Fico vibrando porque sei que esses trabalhos vão ser acompanhados pela criançada lá do Quilombinho, na casa onde fui criado em Sorocaba. Vai ser um estímulo para eles também.
Hoje eles fazem peças de teatro, Brecht, João Cabral de Mello Netto, no quintal onde eu ajudava minha avó a matar porco. Na inauguração, eu tentava entender o por que de fazer aquilo, de fazer as coisas. E o  padre Martini disse: “Aqueles que, por obras valerosas, se vão da lei da morte libertando”. É Camões, Os Lusíadas.

MHuD: E o que você acha de um grupo de artistas à frente dos Humanos Direitos? Acha que atrapalha a atuação artística deles?

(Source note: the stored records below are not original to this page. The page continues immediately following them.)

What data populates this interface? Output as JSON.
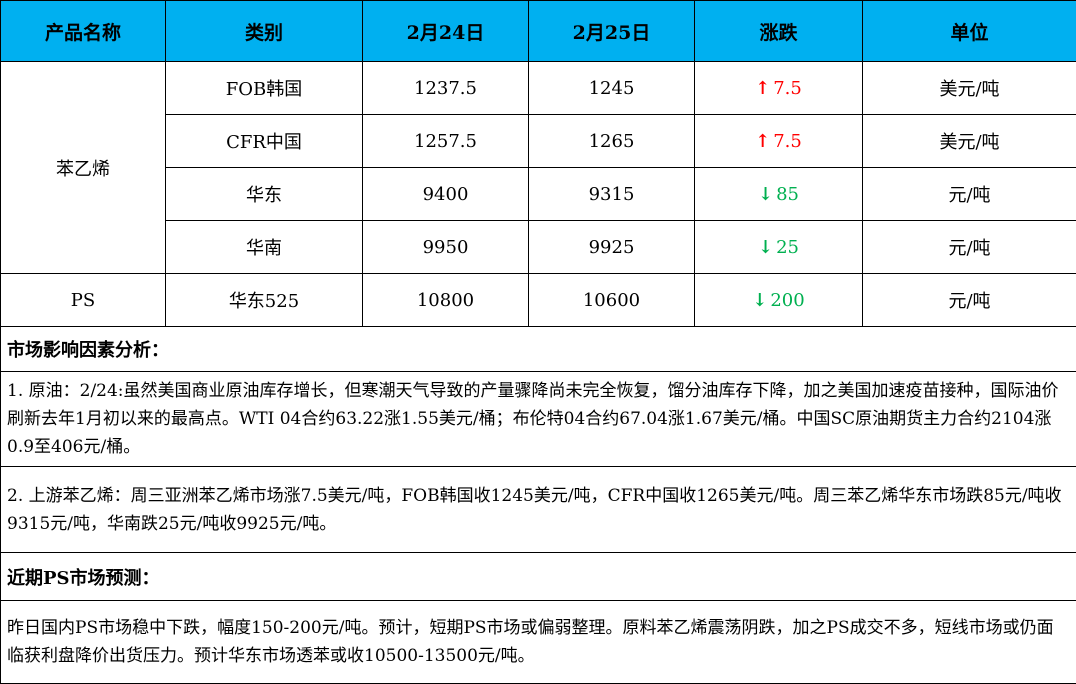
{
  "header": {
    "cols": [
      "产品名称",
      "类别",
      "2月24日",
      "2月25日",
      "涨跌",
      "单位"
    ]
  },
  "rows": [
    {
      "product": "苯乙烯",
      "category": "FOB韩国",
      "d24": "1237.5",
      "d25": "1245",
      "change": "7.5",
      "direction": "up",
      "unit": "美元/吨"
    },
    {
      "category": "CFR中国",
      "d24": "1257.5",
      "d25": "1265",
      "change": "7.5",
      "direction": "up",
      "unit": "美元/吨"
    },
    {
      "category": "华东",
      "d24": "9400",
      "d25": "9315",
      "change": "85",
      "direction": "down",
      "unit": "元/吨"
    },
    {
      "category": "华南",
      "d24": "9950",
      "d25": "9925",
      "change": "25",
      "direction": "down",
      "unit": "元/吨"
    },
    {
      "product": "PS",
      "category": "华东525",
      "d24": "10800",
      "d25": "10600",
      "change": "200",
      "direction": "down",
      "unit": "元/吨"
    }
  ],
  "arrows": {
    "up": "↑",
    "down": "↓"
  },
  "colors": {
    "header_bg": "#00B0F0",
    "up": "#FF0000",
    "down": "#00B050"
  },
  "analysis": {
    "title": "市场影响因素分析：",
    "p1": "1. 原油：2/24:虽然美国商业原油库存增长，但寒潮天气导致的产量骤降尚未完全恢复，馏分油库存下降，加之美国加速疫苗接种，国际油价刷新去年1月初以来的最高点。WTI  04合约63.22涨1.55美元/桶；布伦特04合约67.04涨1.67美元/桶。中国SC原油期货主力合约2104涨0.9至406元/桶。",
    "p2": "2. 上游苯乙烯：周三亚洲苯乙烯市场涨7.5美元/吨，FOB韩国收1245美元/吨，CFR中国收1265美元/吨。周三苯乙烯华东市场跌85元/吨收9315元/吨，华南跌25元/吨收9925元/吨。"
  },
  "forecast": {
    "title": "近期PS市场预测：",
    "p1": "昨日国内PS市场稳中下跌，幅度150-200元/吨。预计，短期PS市场或偏弱整理。原料苯乙烯震荡阴跌，加之PS成交不多，短线市场或仍面临获利盘降价出货压力。预计华东市场透苯或收10500-13500元/吨。"
  }
}
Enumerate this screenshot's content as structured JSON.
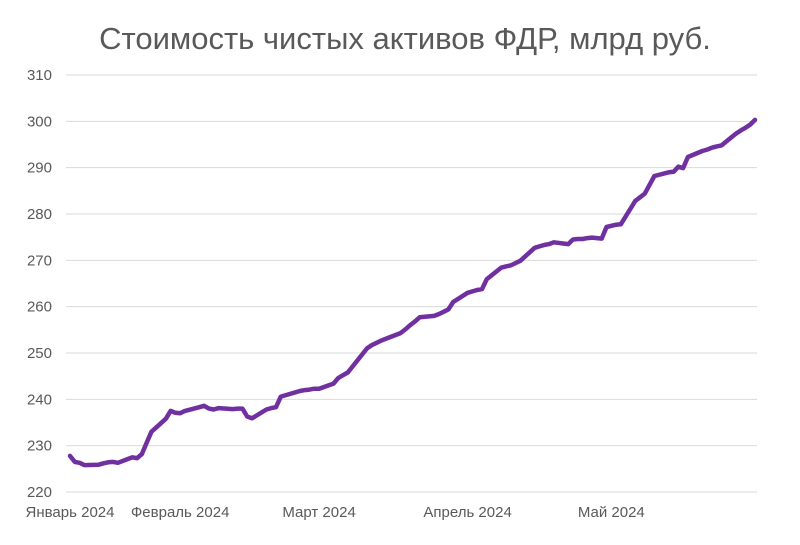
{
  "chart_data": {
    "type": "line",
    "title": "Стоимость чистых активов ФДР, млрд руб.",
    "xlabel": "",
    "ylabel": "",
    "ylim": [
      220,
      310
    ],
    "yticks": [
      220,
      230,
      240,
      250,
      260,
      270,
      280,
      290,
      300,
      310
    ],
    "xlim": [
      "2024-01-09",
      "2024-05-31"
    ],
    "xticks": [
      {
        "date": "2024-01-09",
        "label": "Январь 2024"
      },
      {
        "date": "2024-02-01",
        "label": "Февраль 2024"
      },
      {
        "date": "2024-03-01",
        "label": "Март 2024"
      },
      {
        "date": "2024-04-01",
        "label": "Апрель 2024"
      },
      {
        "date": "2024-05-01",
        "label": "Май 2024"
      }
    ],
    "grid": true,
    "legend": "none",
    "line_color": "#7030a0",
    "series": [
      {
        "x": [
          "2024-01-09",
          "2024-01-10",
          "2024-01-11",
          "2024-01-12",
          "2024-01-15",
          "2024-01-16",
          "2024-01-17",
          "2024-01-18",
          "2024-01-19",
          "2024-01-22",
          "2024-01-23",
          "2024-01-24",
          "2024-01-25",
          "2024-01-26",
          "2024-01-29",
          "2024-01-30",
          "2024-01-31",
          "2024-02-01",
          "2024-02-02",
          "2024-02-05",
          "2024-02-06",
          "2024-02-07",
          "2024-02-08",
          "2024-02-09",
          "2024-02-12",
          "2024-02-13",
          "2024-02-14",
          "2024-02-15",
          "2024-02-16",
          "2024-02-19",
          "2024-02-20",
          "2024-02-21",
          "2024-02-22",
          "2024-02-26",
          "2024-02-27",
          "2024-02-28",
          "2024-02-29",
          "2024-03-01",
          "2024-03-04",
          "2024-03-05",
          "2024-03-06",
          "2024-03-07",
          "2024-03-11",
          "2024-03-12",
          "2024-03-13",
          "2024-03-14",
          "2024-03-15",
          "2024-03-18",
          "2024-03-19",
          "2024-03-20",
          "2024-03-21",
          "2024-03-22",
          "2024-03-25",
          "2024-03-26",
          "2024-03-27",
          "2024-03-28",
          "2024-03-29",
          "2024-04-01",
          "2024-04-02",
          "2024-04-03",
          "2024-04-04",
          "2024-04-05",
          "2024-04-08",
          "2024-04-09",
          "2024-04-10",
          "2024-04-11",
          "2024-04-12",
          "2024-04-15",
          "2024-04-16",
          "2024-04-17",
          "2024-04-18",
          "2024-04-19",
          "2024-04-22",
          "2024-04-23",
          "2024-04-24",
          "2024-04-25",
          "2024-04-26",
          "2024-04-27",
          "2024-04-29",
          "2024-04-30",
          "2024-05-02",
          "2024-05-03",
          "2024-05-06",
          "2024-05-07",
          "2024-05-08",
          "2024-05-10",
          "2024-05-13",
          "2024-05-14",
          "2024-05-15",
          "2024-05-16",
          "2024-05-17",
          "2024-05-20",
          "2024-05-21",
          "2024-05-22",
          "2024-05-23",
          "2024-05-24",
          "2024-05-27",
          "2024-05-28",
          "2024-05-29",
          "2024-05-30",
          "2024-05-31"
        ],
        "y": [
          227.8,
          226.5,
          226.3,
          225.8,
          225.9,
          226.2,
          226.4,
          226.5,
          226.3,
          227.5,
          227.3,
          228.2,
          230.6,
          233.0,
          235.8,
          237.5,
          237.1,
          237.0,
          237.5,
          238.3,
          238.6,
          238.0,
          237.8,
          238.1,
          237.9,
          238.0,
          238.0,
          236.3,
          235.9,
          237.8,
          238.1,
          238.3,
          240.6,
          241.8,
          242.0,
          242.1,
          242.3,
          242.3,
          243.4,
          244.6,
          245.2,
          245.8,
          251.0,
          251.7,
          252.2,
          252.7,
          253.1,
          254.3,
          255.1,
          256.0,
          256.8,
          257.7,
          258.0,
          258.4,
          258.9,
          259.4,
          261.0,
          263.0,
          263.3,
          263.6,
          263.8,
          265.9,
          268.4,
          268.7,
          268.9,
          269.4,
          269.9,
          272.7,
          273.0,
          273.3,
          273.5,
          273.9,
          273.5,
          274.5,
          274.6,
          274.6,
          274.8,
          274.9,
          274.7,
          277.2,
          277.7,
          277.8,
          282.8,
          283.6,
          284.4,
          288.2,
          289.0,
          289.1,
          290.2,
          289.9,
          292.3,
          293.6,
          293.9,
          294.3,
          294.6,
          294.8,
          297.3,
          298.0,
          298.6,
          299.3,
          300.3
        ]
      }
    ]
  }
}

PB: Olha o nome: Humanos Direitos. Como isso pode atrapalhar? O artista lida com isso, com o humano.  Não acho que as pessoas têm obrigação de fazer, mas algumas têm necessidade de fazer. Foi uma experiência incrível quando fui para Rio Maria, no Pará, inesquecível! O teatro nasce da necessidade do homem  contar para o outro, de tocá-lo. E era o que vocês faziam ali, quando colocavam a roupa com o sangue dos mortos nas portas. Na hora que eu passo por uma porta e esbarro no sangue de alguém que morreu, meu compromisso com aquela história muda.  Quando alguém escraviza um lavrador, esse lavrador poderia ser meu avô. Como posso ser contra o Movimento Sem-Terra? Minha mãe assinava em cruz!  Se tem um movimento que representa essa gente, eu tenho que ser a favor.